Aller au contenu

Page:Lapicque - Les Nègres d’Asie et la race nègre en général, paru dans les Bulletins et Mémoires de la Société d’Anthropologie de Paris, 1906.djvu/11

La bibliothèque libre.
Cette page a été validée par deux contributeurs.

On sait qu’un peuple parti du Penjab, c’est-à-dire de l’angle Nord-Ouest, s’est irradié en conquérant vers l’Est et le Sud-Est, à travers toute la région. Ce peuple, ce sont les Argos. définis par leur langue apparentée aux langues européennes actuelles, définis aussi par une religion et des coutumes particulières. Physiquement ce peuple était blanc, caucasique, si l’on veut bien revenir à l’ancien mot qui avait l’avantage de comprendre un ensemble de traits. Les Aryas rencontraient devant eux un autre peuple, qu’on désigne aujourd’hui du nom de Dravidiens. Ce terme s’applique à une notion essentiellement philologique ; il désigne une famille de langues profondément différentes des langues aryennes. On retrouve les langues dravidiennes parlées aujourd’hui encore par plusieurs dizaines de millions d’hommes dans l’Inde, localisés de deux façons : d’abord un groupe compact occupant tout le sud de la péninsule, c’est-à-dire le coin le plus éloigné du point de départ des Aryas[1] ; ensuite, un peu plus au nord, et dans l’est, un certain nombre d’îlots qui correspondent aux régions accidentées les moins facilement accessibles à une invasion. Cette distribution est typique ; nous connaissons la marche des Aryas par leurs histoires légendaires qui ont été beaucoup étudiées en Europe, mais nous pourrions la reconstituer rien que par carte linguistique.

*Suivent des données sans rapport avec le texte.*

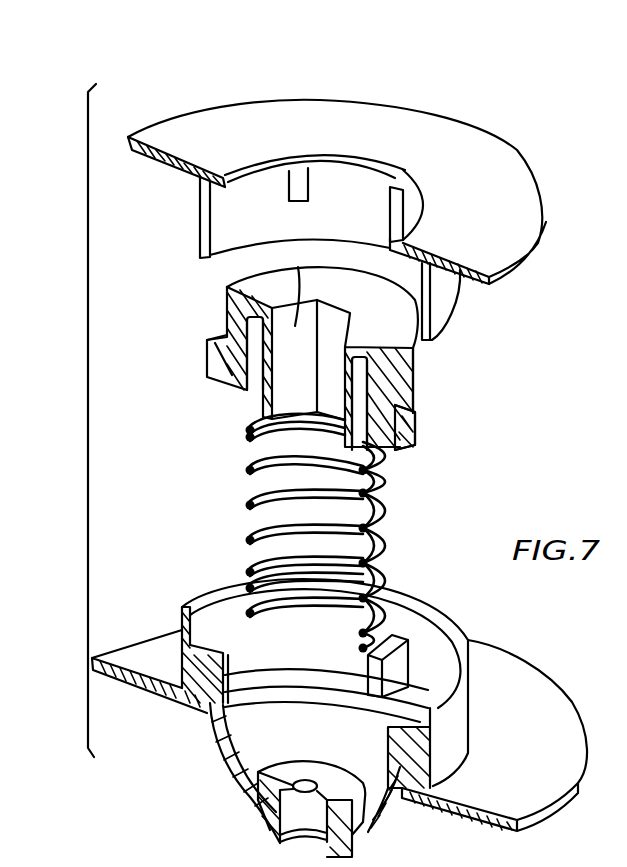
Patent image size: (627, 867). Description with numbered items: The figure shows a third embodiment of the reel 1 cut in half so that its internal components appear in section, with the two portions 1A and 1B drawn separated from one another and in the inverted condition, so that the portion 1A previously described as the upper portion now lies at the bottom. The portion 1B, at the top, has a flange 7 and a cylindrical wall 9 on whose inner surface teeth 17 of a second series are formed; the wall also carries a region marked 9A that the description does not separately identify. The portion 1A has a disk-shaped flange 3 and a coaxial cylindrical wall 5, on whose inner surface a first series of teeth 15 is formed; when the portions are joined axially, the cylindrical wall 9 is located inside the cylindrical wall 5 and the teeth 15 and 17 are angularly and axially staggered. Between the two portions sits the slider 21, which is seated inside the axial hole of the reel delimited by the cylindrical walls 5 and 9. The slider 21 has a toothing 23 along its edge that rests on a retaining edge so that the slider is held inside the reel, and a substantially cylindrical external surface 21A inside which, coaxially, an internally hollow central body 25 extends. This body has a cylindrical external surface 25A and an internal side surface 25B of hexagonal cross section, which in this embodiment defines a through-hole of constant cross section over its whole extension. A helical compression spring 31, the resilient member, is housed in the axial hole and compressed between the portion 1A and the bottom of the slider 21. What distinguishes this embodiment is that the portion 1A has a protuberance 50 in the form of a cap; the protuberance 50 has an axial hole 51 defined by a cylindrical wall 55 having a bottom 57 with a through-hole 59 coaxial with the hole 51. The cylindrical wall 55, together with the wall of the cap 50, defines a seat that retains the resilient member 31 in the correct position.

The reel 1 is at (87, 413).
The portion of the reel 1A is at (359, 715).
The portion of the reel 1B is at (358, 220).
The disk-shaped flange 3 is at (553, 773).
The cylindrical wall 5 is at (453, 710).
The flange 7 is at (533, 206).
The cylindrical wall 9 is at (457, 301).
The skirt rib 9A is at (200, 232).
The teeth of the first series 15 is at (227, 668).
The teeth of the second series 17 is at (287, 196).
The slider 21 is at (322, 348).
The cylindrical external surface of the slider 21A is at (410, 394).
The toothing 23 is at (214, 361).
The central body 25 is at (263, 403).
The cylindrical external surface of the body 25A is at (362, 386).
The hexagonal internal surface 25B is at (304, 286).
The helical compression spring 31 is at (381, 507).
The protuberance 50 is at (382, 836).
The axial hole 51 is at (311, 829).
The cylindrical wall 55 is at (268, 810).
The bottom 57 is at (342, 773).
The through-hole 59 is at (308, 782).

Au physique, partout où on les trouve, les hommes qui parlent des langues dravidiennes présentent une couleur de peau plus foncée que les Aryens. Dans l’ensemble de l’Inde, la pigmentation va en augmentant dans le sens de la migration aryenne, c’est-à-dire que les Indous du Sud et de l’Est sont plus foncés que ceux du Nord-Ouest ; et là où se rencontrent des îlots dravidiens en pays aryens, les tribus ou castes dravidiennes sont plus noires que leurs voisins d’alentour.

On admet donc que les Hindous (au sens large du mot) sont le produit du mélange en proportion diverse d’une race blanche et d’une race noire. Quelle est cette race noire ? Voilà maintenant notre problème.

On considère généralement que cette race est représentée par les Dravidiens actuels, c’est-à-dire par les Hindous qui parlent une langue dravidienne, et on en conclut que s’ils sont noirs, ils ne sont pas nègres, car ils ont les cheveux lisses ou simplement ondulés, et ils ont souvent le nez fin et droit. Sur ce dernier trait, les auteurs ne sont pas d’accord, et finalement, quelques anthropologistes ont trouvé nécessaire de diviser les Dravidiens en deux sous-races, l’une à nez fin, l’autre à nez camus.

Pourtant, un anthropologiste anglais qui a recueilli aux Indes un nombre énorme de mensurations, Risley, a établi depuis bien des années déjà que la forme du nez présente une gradation régulière dans l’ensemble de la population.

  1. Ceylan, plus au sud encore que la pointe de l’Inde, est aryanisée, mais les légendes nous apprennent que les Aryas y sont venus, de loin, par mer ; et nous savons, en effet, d’une façon générale, que les migrations vont plus vite et plus loin par mer que par terre.